Faces of Australia is a column highlighting BIPOC creatives to bring you their stories. Creators are asked to collaborate on a makeup look that empowers, holds meaning, or describes their experience as it relates to Australian beauty standards and the Australian beauty industry. Faces of Australia is written and produced by Ruchi Page, with a mission to show the beauty industry how accessible BIPOC talent is across this diverse nation.
Episode 5: Kershia Peters
The brief? Shine and dew. Introducing Kershia Peters; a Melbourne-based, beauty-obsessed content creator.
This episode I chatted with Kershia to gain her personal insight surrounding inclusion in the Australian beauty industry. We are diving into what’s working, what’s caused BIPOC lasting trauma, and what simply isn’t cutting it anymore.
Let’s take a quick look at what has shaped the content creator. The 29-year-old moved to Australia with her family when she was 12-years-old. We screamed in excitement after discovering we shared the same birthplace. Kershia was born in Calcutta, India (now known as Kolkata) and identifies as Anglo-Indian. Whilst beauty is now a contributing factor to her identity, the influencer considered herself a tomboy growing up and rarely engaged with makeup.

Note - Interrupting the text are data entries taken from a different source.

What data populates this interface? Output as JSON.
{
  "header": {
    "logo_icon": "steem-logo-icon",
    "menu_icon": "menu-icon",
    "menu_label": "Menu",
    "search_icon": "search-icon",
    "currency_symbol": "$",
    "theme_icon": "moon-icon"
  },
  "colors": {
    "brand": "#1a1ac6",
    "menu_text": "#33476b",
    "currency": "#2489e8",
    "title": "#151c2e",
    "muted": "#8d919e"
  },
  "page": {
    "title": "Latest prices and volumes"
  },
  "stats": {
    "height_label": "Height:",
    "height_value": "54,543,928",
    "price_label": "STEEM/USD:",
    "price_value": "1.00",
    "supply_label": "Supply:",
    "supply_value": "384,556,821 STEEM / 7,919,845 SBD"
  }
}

After one lipstick swatch, the domino effect began and Kershia soon unraveled her inner beauty geek. Like many of us, the beauty world was a place of distraction, comfort, and a creative outlet to escape stress, sadness or anger. This was no exception for Kershia. “There’s no right or wrong with makeup. It allows me to freely express myself and be exactly who I am,” she told me. This statement spoke to me as a consumer and creator, the influence and power from the beauty industry to make individuals feel good is transformational and everyone should be entitled to feel this type of liberation when using makeup. However, through deeper conversation, Kershia and I swiftly acknowledged that the Australian beauty industry is selective in that aspect.
Let’s talk foundation. I wanted to take a look into a Kershia Peters makeup shopping day. Lipsticks, blushes, highlighters were top of the list— but the main concern was the dreaded foundation hunt. Being forced to mix and match these base products in an attempt to achieve a “close enough,” she said was “extremely frustrating and difficult.” From high school dances, to entering university, to socialising and meeting boys, the beauty creator recalls prime events where she wanted to feel “confident and happy,” yet toyed with thoughts of “if only my skin was a little lighter, I would be able to find makeup to match my skin.”
Kershia reminds the beauty industry that “inclusion needs to remain consistent and inclusivity of all shades and ethnicities should be at the forefront of each product made by beauty brands.” I couldn’t agree more.
Inclusion is not a trend, it is a requirement that must be met.
As the years went on, Kershia continued to feel like an inconvenience to the beauty world. This sadly strengthed her desire to have fairer skin. Kershia often considered using skin bleaching creams to make it easier to find her place in a beauty retail store without the hassle of rejection. Her struggles with colourism in the beauty industry came to a head in 2018 when she was a bridesmaid at a friend’s wedding. While getting their makeup done by a professional makeup artist, Kershia observed the other girls of fairer complexions being effortlessly catered to. But when it came to base products and complimentary colours for her deeper skin tone, the makeup artist was confused, hesitant, and incorrectly matched her base shades. Kershia recalls feelings of embarrassment and humiliation, telling me struggled to embrace her confident self that night.
With each story, Kershia told, I could feel myself relating more and more. At the end of our conversation, I asked the creator what she thinks the Australian beauty industry is just not getting right.
Empowered, Kershia said, “It’s not enough to put someone who has dark skin on a campaign or an ad or have a number of darker skin-toned creatives promoting a brand.” Kershia commends this effort but recognises that it falls under performative action if this is the first and only step. She highlights the importance of consistency in representation, from beauty brand employees to campaign models, we need more than one woman of colour in the room.
“Drugstore lines are not carrying nearly enough of a shade range which is why so many consumers have resorted to indie brands such as Dose of Colors and Beauty Bakerie, who have been around for a shorter period of time, yet have catered to a larger range of skin tones,” she explained. We agreed; the key to a successful makeup brand is simple: include the faces of the world in every launch to eradicate colourism, please and thank you.
“I remember when Fenty Beauty launched and her revolutionary campaign for her foundation line. It consisted of various ethnicities and there was a girl with a hijab featured in the campaign. I realised I had never seen someone represented wearing a hijab in a beauty campaign, ever.” she finished.
“Those are things people will remember, those are the moments that make people feel part of the brand and in turn commit long term. They feel a sense of belonging and that is special.”